Bonus tip: When billing G0180, use the "Start of Care" date to avoid denials if you later bill for recertification of treatment plan (G0179), she says.
Listing all of the patient's conditions helps the payer understand the necessity for the home-health treatment, Bukauskas-Vollmer says.
Note: Most private payers won't accept G0180, so contact your insurer to find out how to bill the service.
For instance, during the first month of the patient's home-health treatment, your internist changes the patient's blood-pressure medication and modifies the care plan so the home-health nurse will increase the number of weekly visits.
Medical notes: Your internist documents that, within that first calendar month, he spent five minutes reviewing the patient's status, 15 minutes reviewing the patient's electrocardiogram (EKG), 10 minutes reviewing lab tests, and 10 minutes discussing the care plan with the patient's cardiologist. Also, he documents the EKG and lab tests' results and the cardiologist's recommendation for care.
Coding choice: Because the physician documented more than 30 minutes of supervision within a calendar month, you could report G0181 (Physician supervision of a patient receiving Medicare-covered services provided by a participating home health agency [patient not present] requiring complex and multidisciplinary care modalities involving regular physician development and/or revision of care plans, review of subsequent reports of patient status, review of laboratory and other studies, communication [including telephone calls] with other healthcare professionals involved in the patient's care, integration of new information into the medical treatment plan and/or adjustment of medical therapy, within a calendar month, 30 minutes or more) to Medicare, Bukauskas-Vollmer says.
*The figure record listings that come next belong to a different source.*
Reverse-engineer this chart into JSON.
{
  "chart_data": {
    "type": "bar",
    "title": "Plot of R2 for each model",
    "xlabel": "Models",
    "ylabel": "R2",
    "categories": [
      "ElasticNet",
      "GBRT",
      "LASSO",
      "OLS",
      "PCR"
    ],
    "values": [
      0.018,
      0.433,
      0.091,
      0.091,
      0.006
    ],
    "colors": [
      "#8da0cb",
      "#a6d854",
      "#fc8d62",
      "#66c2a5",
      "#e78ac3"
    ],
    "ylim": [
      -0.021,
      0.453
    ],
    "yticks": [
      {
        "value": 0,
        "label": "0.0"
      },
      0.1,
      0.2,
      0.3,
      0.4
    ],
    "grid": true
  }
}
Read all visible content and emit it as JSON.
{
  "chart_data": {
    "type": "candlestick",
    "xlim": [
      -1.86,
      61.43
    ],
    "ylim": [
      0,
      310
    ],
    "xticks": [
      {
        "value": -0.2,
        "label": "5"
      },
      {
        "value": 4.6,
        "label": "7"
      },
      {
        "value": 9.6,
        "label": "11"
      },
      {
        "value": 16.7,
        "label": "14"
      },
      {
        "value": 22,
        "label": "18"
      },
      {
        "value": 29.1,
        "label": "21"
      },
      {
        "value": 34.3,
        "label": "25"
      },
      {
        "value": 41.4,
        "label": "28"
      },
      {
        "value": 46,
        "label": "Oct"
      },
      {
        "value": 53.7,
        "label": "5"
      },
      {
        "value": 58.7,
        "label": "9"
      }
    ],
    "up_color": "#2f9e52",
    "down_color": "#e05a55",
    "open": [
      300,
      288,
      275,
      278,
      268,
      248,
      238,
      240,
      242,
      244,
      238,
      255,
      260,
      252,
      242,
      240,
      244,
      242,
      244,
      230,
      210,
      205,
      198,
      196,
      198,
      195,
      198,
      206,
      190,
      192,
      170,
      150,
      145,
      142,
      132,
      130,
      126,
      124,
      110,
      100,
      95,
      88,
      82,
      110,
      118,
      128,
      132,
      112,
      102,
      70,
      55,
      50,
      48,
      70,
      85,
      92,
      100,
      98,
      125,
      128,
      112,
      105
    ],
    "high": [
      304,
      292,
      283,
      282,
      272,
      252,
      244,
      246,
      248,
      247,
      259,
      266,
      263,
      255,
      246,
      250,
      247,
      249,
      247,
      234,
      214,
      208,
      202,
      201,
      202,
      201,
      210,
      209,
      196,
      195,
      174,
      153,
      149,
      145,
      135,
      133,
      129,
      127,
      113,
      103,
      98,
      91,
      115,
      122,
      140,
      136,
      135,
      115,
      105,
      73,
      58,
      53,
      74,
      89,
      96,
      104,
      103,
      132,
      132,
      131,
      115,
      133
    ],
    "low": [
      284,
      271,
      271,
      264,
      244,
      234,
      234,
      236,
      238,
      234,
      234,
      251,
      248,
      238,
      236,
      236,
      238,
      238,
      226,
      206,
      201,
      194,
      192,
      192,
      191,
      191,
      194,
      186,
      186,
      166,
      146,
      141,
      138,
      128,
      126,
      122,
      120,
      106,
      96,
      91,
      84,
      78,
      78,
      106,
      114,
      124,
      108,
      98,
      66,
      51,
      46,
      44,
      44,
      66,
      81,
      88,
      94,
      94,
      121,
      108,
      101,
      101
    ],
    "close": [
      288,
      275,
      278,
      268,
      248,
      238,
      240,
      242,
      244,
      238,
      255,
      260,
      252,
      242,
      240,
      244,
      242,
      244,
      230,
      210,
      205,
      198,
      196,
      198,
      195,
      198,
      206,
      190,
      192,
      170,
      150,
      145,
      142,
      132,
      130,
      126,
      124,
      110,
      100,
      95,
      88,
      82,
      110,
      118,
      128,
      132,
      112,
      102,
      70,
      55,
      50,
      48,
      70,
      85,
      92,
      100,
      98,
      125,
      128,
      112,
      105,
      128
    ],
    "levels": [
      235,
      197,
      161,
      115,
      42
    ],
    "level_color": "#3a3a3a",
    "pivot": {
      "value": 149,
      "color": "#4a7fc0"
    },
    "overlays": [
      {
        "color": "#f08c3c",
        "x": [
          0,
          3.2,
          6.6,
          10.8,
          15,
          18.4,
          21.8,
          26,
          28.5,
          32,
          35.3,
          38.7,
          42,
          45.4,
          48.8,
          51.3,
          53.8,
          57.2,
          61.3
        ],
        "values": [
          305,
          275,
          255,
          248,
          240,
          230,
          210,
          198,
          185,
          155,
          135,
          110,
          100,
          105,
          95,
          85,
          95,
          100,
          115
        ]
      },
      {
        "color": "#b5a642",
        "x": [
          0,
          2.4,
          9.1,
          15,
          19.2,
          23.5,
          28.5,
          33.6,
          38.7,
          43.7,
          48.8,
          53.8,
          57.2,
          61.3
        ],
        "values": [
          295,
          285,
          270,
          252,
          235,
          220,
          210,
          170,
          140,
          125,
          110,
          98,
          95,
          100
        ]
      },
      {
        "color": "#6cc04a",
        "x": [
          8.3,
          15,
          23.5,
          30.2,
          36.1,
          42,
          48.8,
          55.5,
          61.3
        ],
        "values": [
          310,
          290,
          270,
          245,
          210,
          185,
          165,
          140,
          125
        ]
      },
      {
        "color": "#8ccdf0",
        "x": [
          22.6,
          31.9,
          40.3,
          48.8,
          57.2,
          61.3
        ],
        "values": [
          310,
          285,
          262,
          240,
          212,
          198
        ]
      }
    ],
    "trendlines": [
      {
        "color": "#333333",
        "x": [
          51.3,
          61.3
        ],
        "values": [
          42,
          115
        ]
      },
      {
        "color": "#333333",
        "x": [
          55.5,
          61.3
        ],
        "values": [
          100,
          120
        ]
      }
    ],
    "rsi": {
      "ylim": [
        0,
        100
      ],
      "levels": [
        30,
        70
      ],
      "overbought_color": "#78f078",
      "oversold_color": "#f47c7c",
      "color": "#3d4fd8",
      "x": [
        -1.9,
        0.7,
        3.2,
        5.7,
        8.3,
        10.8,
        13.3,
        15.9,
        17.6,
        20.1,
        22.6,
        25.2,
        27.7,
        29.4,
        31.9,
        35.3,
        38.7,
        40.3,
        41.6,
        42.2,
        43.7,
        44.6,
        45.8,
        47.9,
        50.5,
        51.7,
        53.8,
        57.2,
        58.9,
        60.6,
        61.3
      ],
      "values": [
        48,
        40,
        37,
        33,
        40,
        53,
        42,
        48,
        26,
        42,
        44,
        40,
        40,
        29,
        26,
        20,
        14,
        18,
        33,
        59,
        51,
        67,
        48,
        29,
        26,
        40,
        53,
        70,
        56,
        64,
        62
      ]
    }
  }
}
In this instance, if the patient had private insurance, you could use 99375 (Physician supervision of a patient under care of home health agency [patient not present] in home, domiciliary or equivalent environment [e.g., Alzheimer's facility] ... within a calendar month; 30 minutes or more).
Remember that the internist doesn't have to provide the 30 minutes of supervision all at one time, Bukauskas-Vollmer says. "It could be five minutes today and 10 minutes tomorrow," she adds. Also, the physician who bills for the supervision codes must be the same physician who originally initiated the CPO with the home-health agency.
Another tip: Be sure the physician doesn't count the following services in the 30 minutes, Bukauskas-Vollmer says:
1. Discussions with the patient
2. Communication with the patient's family or friends
3. Staff obtaining charts
4. Travel time if the physician visits the patient
5. Time spent telephoning prescriptions to the pharmacist. The only exception to this one is if the physician has to call the pharmacy because of medical necessity. For instance, if the physician called because of an allergic reaction or if he was worried about a contraindication, Bukauskas-Vollmer says.
Scenario: After discussions with the home-health agency and reviews of the patient's status reports, the internist determines that the patient should remain on the home-health treatment plan longer than 60 days.
Therefore, the physician bills for a plan recertification. You report G0179 (Physician recertification for Medicare-covered home health services under a home health plan of care [patient not present], including contacts with home health agency and review of reports of patient status required by physicians to affirm the initial implementation of the plan of care that meets patient's needs, per recertification period) to Medicare. Private carriers may have different coding requirements for recertifications, so check with your insurer.
Good idea: To prevent denials for G0179, be sure the documentation shows that 60 days have elapsed from the time you reported the initial certification or Medicare payers will deny your claim, Larabee says.